Ich wollt auch noch etwas lustiges erzählen was ich nicht so ganz nachvollziehen kann, ich hab bisher an meinem Laptop eine Logitech MX 518 Maus betrieben und mir für meinen neuen PC eine Logitech G400 gegönnt. jetzt hab ich natürlich die G400 an meinem Laptop ausprobieren wollen (Wie gesagt, Celeron 2,2 GHz und 2 GB RAM), also erkannt einwandfrei Logitech Game Software heruntergeladen aber wenn ich die Maus schnell hin und her bewege geht die CPU Auslastung auf > 80 %, und die fps z.B. in Warcraft 3 von über 30 auf rund 15 ... wie kann man sich denn bitte das erklären, das eine Maus von heute mindestens einen Dual-Core Prozessor braucht nur damit man den Cursor bewegen kann? ^^


----------



## Biohazard92 (20. September 2011)

*AW: Komponenten für neuen Rechner gesucht*

Hab heut Morgen um 05.50 Uhr das erhalten :

Sehr geehrter Herr Rau,

vielen Dank.
Ihre Bestellung im hardwareversand.de-Shop ist bei uns eingegangen.


Der Kaufvertrag kommt mit unserer Lieferung zustande. Sollten Sie binnen zwei Wochen keine Auslieferungsbestätigung oder Lieferung von uns erhalten, sind Sie nicht mehr an Ihre Bestellung gebunden.

Zahlart: Bezahlen über amazon
______________________________________________________
Wunschliefertermin: sofort
Verfügbarkeit.....: sofort lieferbar



Also gehe ich mal davon aus das es erst morgen kommt ? Naja mal sehen.


----------



## Softy (20. September 2011)

*AW: Komponenten für neuen Rechner gesucht*

Kommt halt drauf an, wann das Geld bei denen eingeht. Um so mehr Ecken das Geld geht, desto länger dauert es 

Ich bezahle immer mit Sofortüberweisung, dann ist das Zeug i.d.R. schon am nächsten Tag da.
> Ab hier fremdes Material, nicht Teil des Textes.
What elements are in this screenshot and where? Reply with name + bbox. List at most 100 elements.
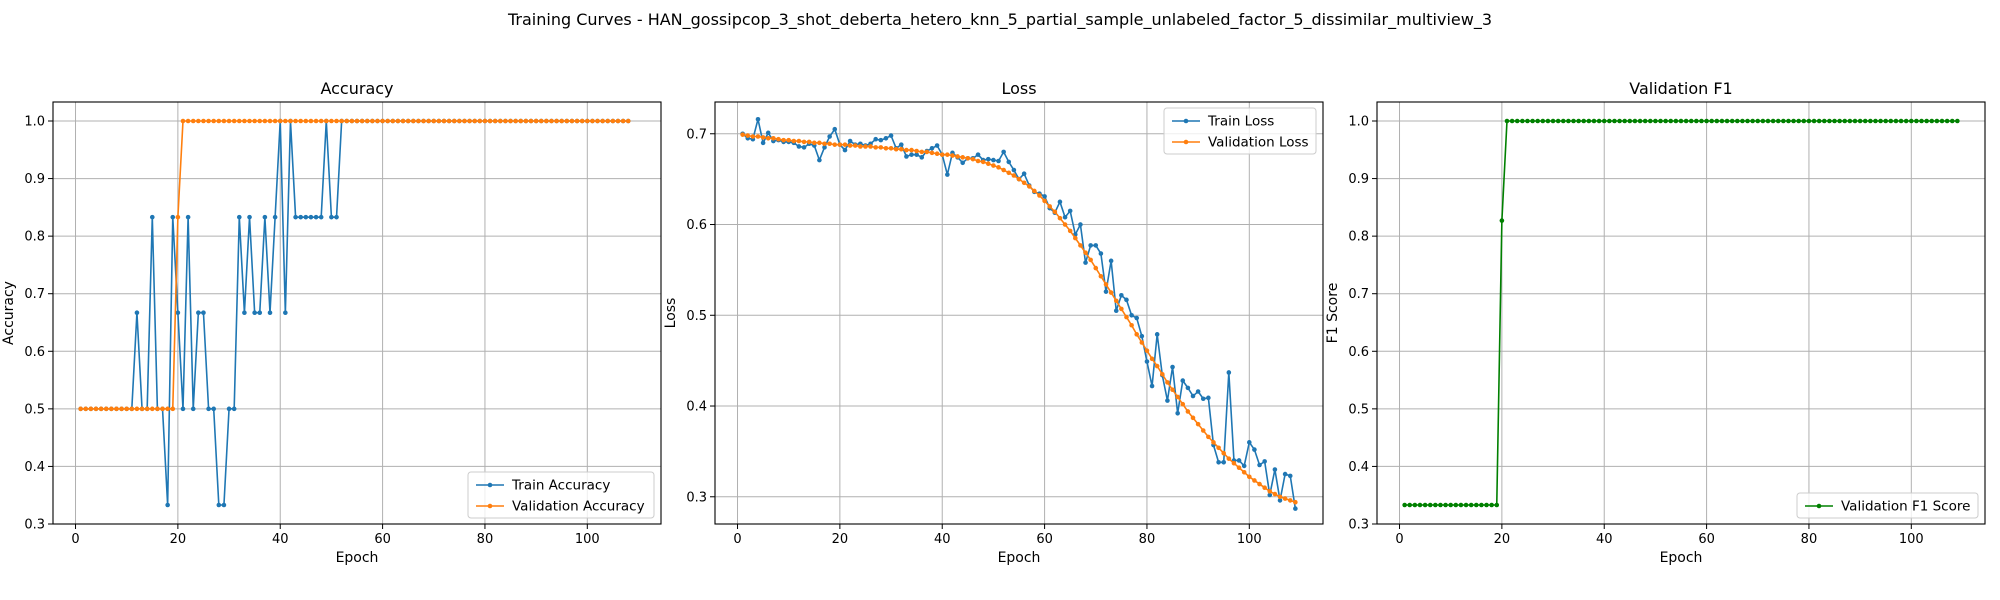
data-point xyxy=(1021,180,1027,186)
data-point xyxy=(960,160,965,166)
y-tick-label: 0.9 xyxy=(1348,172,1369,187)
data-point xyxy=(1124,314,1129,320)
data-point xyxy=(1852,118,1858,124)
data-point xyxy=(1673,118,1679,124)
x-tick-label: 60 xyxy=(1036,532,1053,547)
data-point xyxy=(904,154,909,159)
data-point xyxy=(1165,380,1170,385)
data-point xyxy=(1883,118,1889,124)
data-point xyxy=(1083,260,1088,265)
data-point xyxy=(996,165,1001,170)
data-point xyxy=(313,214,319,220)
legend: Train Accuracy Validation Accuracy xyxy=(467,471,655,519)
legend-label: Train Loss xyxy=(1207,114,1274,130)
data-point xyxy=(236,214,242,220)
data-point xyxy=(1154,332,1160,337)
data-point xyxy=(1898,118,1904,124)
data-point xyxy=(334,118,339,124)
data-point xyxy=(1252,447,1257,452)
data-point xyxy=(221,502,227,508)
x-axis-label: Epoch xyxy=(336,550,379,566)
data-point xyxy=(868,144,873,149)
data-point xyxy=(975,152,981,157)
data-point xyxy=(796,138,802,144)
data-point xyxy=(1200,428,1206,433)
data-point xyxy=(1888,118,1894,124)
data-point xyxy=(175,310,181,316)
data-point xyxy=(817,157,822,163)
data-point xyxy=(1632,118,1638,124)
data-point xyxy=(1781,118,1786,124)
y-tick-label: 0.6 xyxy=(24,345,45,360)
data-point xyxy=(985,156,991,162)
data-point xyxy=(1139,333,1145,339)
data-point xyxy=(1175,410,1180,416)
data-point xyxy=(1448,502,1453,508)
data-point xyxy=(1144,348,1150,353)
data-point xyxy=(1103,282,1109,287)
data-point xyxy=(349,118,355,124)
data-point xyxy=(1134,315,1140,321)
data-point xyxy=(1287,473,1293,479)
data-point xyxy=(883,145,889,151)
data-point xyxy=(574,118,580,124)
data-point xyxy=(1453,502,1459,508)
y-tick-label: 0.3 xyxy=(1348,518,1369,533)
data-point xyxy=(1001,149,1006,155)
data-point xyxy=(1134,332,1140,337)
x-tick-label: 60 xyxy=(374,532,391,547)
data-point xyxy=(1206,434,1211,440)
data-point xyxy=(1216,459,1221,465)
data-point xyxy=(1293,499,1298,505)
data-point xyxy=(1438,502,1443,508)
data-point xyxy=(1596,118,1602,124)
data-point xyxy=(1257,462,1262,468)
data-point xyxy=(1914,118,1919,124)
data-point xyxy=(508,118,513,124)
y-tick-label: 1.0 xyxy=(1348,114,1369,129)
data-point xyxy=(247,118,252,124)
data-point xyxy=(1729,118,1735,124)
data-point xyxy=(996,158,1001,164)
data-point xyxy=(1642,118,1648,124)
data-point xyxy=(740,132,745,137)
data-point xyxy=(1073,235,1078,241)
data-point xyxy=(457,118,462,124)
y-tick-label: 0.5 xyxy=(24,402,45,417)
data-point xyxy=(103,406,109,412)
data-point xyxy=(308,118,314,124)
data-point xyxy=(226,406,232,412)
data-point xyxy=(1272,467,1278,472)
data-point xyxy=(1842,118,1848,124)
x-tick-label: 80 xyxy=(1801,532,1818,547)
data-point xyxy=(817,140,822,146)
data-point xyxy=(277,118,283,124)
data-point xyxy=(1026,184,1032,189)
data-point xyxy=(1236,458,1242,463)
data-point xyxy=(1433,502,1438,508)
data-point xyxy=(364,118,370,124)
data-point xyxy=(293,214,298,220)
y-tick-label: 0.5 xyxy=(1348,402,1369,417)
data-point xyxy=(1765,118,1771,124)
data-point xyxy=(1607,118,1612,124)
data-point xyxy=(827,134,832,139)
data-point xyxy=(78,406,83,412)
data-point xyxy=(1057,215,1063,221)
data-point xyxy=(190,118,196,124)
y-axis-label: Loss xyxy=(663,298,679,329)
data-point xyxy=(1489,502,1494,508)
data-point xyxy=(625,118,631,124)
legend: Train Loss Validation Loss xyxy=(1163,107,1317,155)
data-point xyxy=(1862,118,1868,124)
data-point xyxy=(1190,415,1196,421)
data-point xyxy=(765,136,771,141)
data-point xyxy=(242,118,247,124)
data-point xyxy=(329,118,334,124)
data-point xyxy=(98,406,104,412)
data-point xyxy=(1601,118,1607,124)
data-point xyxy=(1407,502,1413,508)
data-point xyxy=(1160,371,1165,377)
data-point xyxy=(1057,199,1063,205)
data-point xyxy=(1929,118,1935,124)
Ebenso bei Nachnahme.


----------



## quantenslipstream (20. September 2011)

*AW: Komponenten für neuen Rechner gesucht*



Biohazard92 schrieb:


> Das dachte ich mir bei Mushkin RAM zunächst auch da in meinem Büro PC Mushkin RAM steckt aber auf einem ASUS Board
> 
> Danke für deinen Beitrag


 
Die Mushkin schwanken etwas in der Qualität, je nach dem, wo die ihre Chips kaufen. Mal laufen sie, mal nicht.


----------



## Biohazard92 (21. September 2011)

*AW: Komponenten für neuen Rechner gesucht*

RAM ist dann endlich heute gekommen, sieht schicker aus als auf den Fotos sogar, dachte schon die würden mir nicht gefallen, Daumen hoch Softy 


Jetztn ur noch beten dass sie heut Abend funktionieren und ich nix falsch gemacht habe...


----------



## Softy (21. September 2011)

*AW: Komponenten für neuen Rechner gesucht*

Ich habe auch die Ripjaws-X im Gamingrechner, die sind schon schick


----------



## Biohazard92 (21. September 2011)

*AW: Komponenten für neuen Rechner gesucht*

Ich hatte auch einen BIOS-Reset ausgeführt um zu gucken ob das etwas bringt, ich schau mir das BIOS bzw. EFI sowieso vor der Windows 7 Professional x64 Installation nochmal an (So Gott will dass der Rechner dann läuft) aber gibt es dort etwas zu beachten was man unbedingt einstellen muss (AHCI oder sowas) oder sollte das BIOS vor dem Reset auf dem gleichen Stand sein wie jetzt, weil ich hab ja noch nichts geändert :p

Und wenn ich die HD6870 in den PCIx-Slot gesteckt habe, kann ich dann trotzdem die Bildausgänge des Onboard-Chips nehmen oder werden die dann abgeschaltet? Nur so aus Neugierde, damit ich das für die Zukunft weiß falls mich mal jemand fragt


----------



## Softy (21. September 2011)

*AW: Komponenten für neuen Rechner gesucht*

Ich würde im BIOS erstmal nur ggf. von IDE auf AHCI stellen. Den Rest kannst Du auch nach der Windows Installation machen.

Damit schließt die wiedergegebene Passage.